天気は快晴で、雲がほとんどない青空から太陽が照りつけている。海沿いの町。窓の向こうには白い砂浜と青い海が見える。
電車とバスを乗り継いで二時間半。宵たちの住む県には海がないので、新鮮な光景だった。
「綺麗だよねー。やっぱ海ってテンション上がる」
通路側の明も大山の隣から、窓の外を覗いた。
一列後ろの窓際に宵、隣に晃が乗っている。
「みんな、次のバス停で降りるよ。
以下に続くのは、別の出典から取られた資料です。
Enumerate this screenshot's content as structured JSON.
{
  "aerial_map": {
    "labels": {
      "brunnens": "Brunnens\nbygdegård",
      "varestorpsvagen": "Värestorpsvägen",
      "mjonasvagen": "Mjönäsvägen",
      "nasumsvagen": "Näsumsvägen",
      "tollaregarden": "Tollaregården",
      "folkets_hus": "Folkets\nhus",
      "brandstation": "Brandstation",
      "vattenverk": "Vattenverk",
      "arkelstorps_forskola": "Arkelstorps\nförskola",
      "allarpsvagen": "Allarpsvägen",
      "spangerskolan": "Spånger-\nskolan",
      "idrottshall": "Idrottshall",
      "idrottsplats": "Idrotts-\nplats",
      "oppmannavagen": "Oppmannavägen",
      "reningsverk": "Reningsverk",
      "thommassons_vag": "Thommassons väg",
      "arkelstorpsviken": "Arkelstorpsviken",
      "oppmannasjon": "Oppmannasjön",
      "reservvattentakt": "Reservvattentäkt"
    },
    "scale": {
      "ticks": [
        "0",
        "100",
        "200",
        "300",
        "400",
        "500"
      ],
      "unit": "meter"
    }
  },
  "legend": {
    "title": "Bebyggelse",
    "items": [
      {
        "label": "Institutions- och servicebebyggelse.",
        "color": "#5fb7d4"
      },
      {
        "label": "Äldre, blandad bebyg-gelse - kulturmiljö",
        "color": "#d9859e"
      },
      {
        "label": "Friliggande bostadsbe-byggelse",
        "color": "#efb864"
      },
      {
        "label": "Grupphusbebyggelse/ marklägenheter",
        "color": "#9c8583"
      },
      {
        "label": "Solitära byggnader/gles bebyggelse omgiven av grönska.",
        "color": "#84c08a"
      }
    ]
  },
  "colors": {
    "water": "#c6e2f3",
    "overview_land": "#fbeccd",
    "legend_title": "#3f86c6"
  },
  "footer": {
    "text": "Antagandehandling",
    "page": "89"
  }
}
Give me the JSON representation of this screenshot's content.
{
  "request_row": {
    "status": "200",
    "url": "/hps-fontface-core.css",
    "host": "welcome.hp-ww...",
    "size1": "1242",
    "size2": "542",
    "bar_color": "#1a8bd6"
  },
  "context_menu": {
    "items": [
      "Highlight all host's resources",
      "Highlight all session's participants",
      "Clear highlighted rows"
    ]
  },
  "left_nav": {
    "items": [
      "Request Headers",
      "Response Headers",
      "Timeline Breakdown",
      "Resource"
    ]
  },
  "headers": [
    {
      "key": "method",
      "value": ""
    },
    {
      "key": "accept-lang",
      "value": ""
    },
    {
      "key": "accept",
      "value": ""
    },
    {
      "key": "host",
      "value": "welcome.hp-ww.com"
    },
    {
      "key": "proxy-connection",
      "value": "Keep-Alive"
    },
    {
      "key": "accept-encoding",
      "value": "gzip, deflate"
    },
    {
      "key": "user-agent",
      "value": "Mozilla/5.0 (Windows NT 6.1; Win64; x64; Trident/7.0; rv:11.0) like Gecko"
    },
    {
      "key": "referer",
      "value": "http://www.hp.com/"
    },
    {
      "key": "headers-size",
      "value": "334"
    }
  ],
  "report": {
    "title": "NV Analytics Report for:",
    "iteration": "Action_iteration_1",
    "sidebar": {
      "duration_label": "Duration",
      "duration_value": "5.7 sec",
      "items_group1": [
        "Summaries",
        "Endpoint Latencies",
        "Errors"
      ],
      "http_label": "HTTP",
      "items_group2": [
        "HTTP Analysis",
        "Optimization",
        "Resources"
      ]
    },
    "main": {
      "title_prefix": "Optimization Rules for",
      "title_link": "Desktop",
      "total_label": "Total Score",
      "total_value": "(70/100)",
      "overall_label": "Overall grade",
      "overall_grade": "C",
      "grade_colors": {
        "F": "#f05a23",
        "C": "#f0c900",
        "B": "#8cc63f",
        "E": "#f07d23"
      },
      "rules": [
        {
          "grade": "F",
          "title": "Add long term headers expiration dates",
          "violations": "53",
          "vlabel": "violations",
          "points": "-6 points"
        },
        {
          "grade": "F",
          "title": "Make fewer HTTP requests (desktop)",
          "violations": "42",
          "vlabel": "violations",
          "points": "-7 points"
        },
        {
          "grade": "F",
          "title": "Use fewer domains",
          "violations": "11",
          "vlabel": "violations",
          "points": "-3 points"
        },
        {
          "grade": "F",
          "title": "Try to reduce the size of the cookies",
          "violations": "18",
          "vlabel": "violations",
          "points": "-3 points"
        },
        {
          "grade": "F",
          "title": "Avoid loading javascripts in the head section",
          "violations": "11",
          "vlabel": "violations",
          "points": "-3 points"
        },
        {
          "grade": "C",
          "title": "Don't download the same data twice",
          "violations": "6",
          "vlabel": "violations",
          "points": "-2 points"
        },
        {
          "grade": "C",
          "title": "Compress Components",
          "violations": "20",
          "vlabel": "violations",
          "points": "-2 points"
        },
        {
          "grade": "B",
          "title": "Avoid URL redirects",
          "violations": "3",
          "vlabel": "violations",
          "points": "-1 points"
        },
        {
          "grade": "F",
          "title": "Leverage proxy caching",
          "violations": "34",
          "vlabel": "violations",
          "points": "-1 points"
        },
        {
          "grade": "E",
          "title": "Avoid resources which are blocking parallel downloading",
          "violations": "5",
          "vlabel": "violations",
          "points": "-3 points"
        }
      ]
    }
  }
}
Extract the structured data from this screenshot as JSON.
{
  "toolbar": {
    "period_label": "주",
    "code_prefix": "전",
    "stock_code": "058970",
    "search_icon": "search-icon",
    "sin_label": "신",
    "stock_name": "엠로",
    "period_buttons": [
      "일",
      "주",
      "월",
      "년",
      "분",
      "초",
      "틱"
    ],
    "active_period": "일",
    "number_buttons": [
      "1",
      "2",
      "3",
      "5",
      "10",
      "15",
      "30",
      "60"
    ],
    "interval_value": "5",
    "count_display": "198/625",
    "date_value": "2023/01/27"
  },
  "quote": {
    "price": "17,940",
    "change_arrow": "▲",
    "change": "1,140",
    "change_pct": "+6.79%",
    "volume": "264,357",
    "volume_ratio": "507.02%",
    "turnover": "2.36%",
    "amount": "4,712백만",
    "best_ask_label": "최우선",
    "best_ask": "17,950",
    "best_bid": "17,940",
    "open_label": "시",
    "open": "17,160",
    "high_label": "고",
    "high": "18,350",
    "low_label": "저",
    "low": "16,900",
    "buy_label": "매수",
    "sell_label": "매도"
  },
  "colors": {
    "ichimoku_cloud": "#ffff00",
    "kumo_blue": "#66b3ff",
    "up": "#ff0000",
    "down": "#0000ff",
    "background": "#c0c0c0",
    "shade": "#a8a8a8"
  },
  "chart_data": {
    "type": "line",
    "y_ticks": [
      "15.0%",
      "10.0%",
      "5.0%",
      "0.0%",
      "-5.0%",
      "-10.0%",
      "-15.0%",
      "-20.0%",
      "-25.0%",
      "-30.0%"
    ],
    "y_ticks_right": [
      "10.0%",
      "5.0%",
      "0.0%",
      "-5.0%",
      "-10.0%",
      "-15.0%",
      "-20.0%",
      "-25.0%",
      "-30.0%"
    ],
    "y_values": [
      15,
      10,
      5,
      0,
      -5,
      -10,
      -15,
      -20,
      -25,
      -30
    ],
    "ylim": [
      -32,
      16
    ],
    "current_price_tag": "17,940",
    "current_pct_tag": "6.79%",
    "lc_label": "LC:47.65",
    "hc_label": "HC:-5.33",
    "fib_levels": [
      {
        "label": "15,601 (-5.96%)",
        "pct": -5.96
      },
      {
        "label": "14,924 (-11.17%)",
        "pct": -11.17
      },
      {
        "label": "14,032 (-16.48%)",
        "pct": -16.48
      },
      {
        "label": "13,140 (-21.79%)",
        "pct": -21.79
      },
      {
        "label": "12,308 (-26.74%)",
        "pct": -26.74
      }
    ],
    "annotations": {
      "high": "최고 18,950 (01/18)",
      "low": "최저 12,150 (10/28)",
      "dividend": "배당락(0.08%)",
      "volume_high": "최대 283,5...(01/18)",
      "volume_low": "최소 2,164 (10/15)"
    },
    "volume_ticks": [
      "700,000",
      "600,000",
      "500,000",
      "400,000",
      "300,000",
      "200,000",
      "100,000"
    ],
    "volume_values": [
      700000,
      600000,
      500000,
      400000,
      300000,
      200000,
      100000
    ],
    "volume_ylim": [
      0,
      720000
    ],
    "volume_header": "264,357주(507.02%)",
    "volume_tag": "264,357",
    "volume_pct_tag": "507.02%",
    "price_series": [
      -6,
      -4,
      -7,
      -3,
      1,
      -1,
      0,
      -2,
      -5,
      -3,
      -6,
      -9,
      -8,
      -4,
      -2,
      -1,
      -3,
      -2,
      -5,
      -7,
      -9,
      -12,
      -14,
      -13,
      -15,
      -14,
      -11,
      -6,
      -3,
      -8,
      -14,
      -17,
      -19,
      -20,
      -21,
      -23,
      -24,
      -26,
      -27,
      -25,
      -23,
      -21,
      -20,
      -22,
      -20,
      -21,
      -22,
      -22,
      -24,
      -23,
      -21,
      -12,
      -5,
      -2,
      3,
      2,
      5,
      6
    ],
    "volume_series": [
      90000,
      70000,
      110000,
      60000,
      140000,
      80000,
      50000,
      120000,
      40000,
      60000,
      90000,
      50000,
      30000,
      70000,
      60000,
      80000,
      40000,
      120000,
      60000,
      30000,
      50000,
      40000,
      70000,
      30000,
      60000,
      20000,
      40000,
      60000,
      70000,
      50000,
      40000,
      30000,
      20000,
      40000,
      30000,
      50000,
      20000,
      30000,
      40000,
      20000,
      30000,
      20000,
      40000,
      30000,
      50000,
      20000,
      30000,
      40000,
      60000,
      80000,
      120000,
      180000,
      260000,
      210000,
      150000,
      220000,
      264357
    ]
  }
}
そこから十分くらい歩けば叔母さんとこの民宿に着くから」
明が声を張る。
「……ほんとにただで泊まっていいわけ? しかも二泊も」
当初は一泊の予定だったのに、いつの間にか二泊になった。その方ががっつり楽しめるから、だそうだ。
「一泊分だけでも払うよ」
宵と晃は食い下がるが、明は笑いながら首を振る。
「いいっていいって。民宿って言っても素泊まりだし、もともとそんなに高い部屋でもないし。一部屋だしねー」
「明ちゃんも一緒に泊まるの?」
「……あ、あたしは叔母さんの部屋で寝る、から大丈夫」
晃が通路側から顔を覗かせ聞くと、明はわずかに顔を強張らせながら答える。
夏休み前に宵が言った、変態という言葉を少し気にしているのかもしれない。明にしては珍しく、晃に対しての警戒心が垣間見えた。
不意に運転手の声が響く。もうすぐ次のバス停に着くらしい。
「よし! 降りる準備してね」
「はーい」
バスが停まる。四人は立ち上がり、順に席を離れた。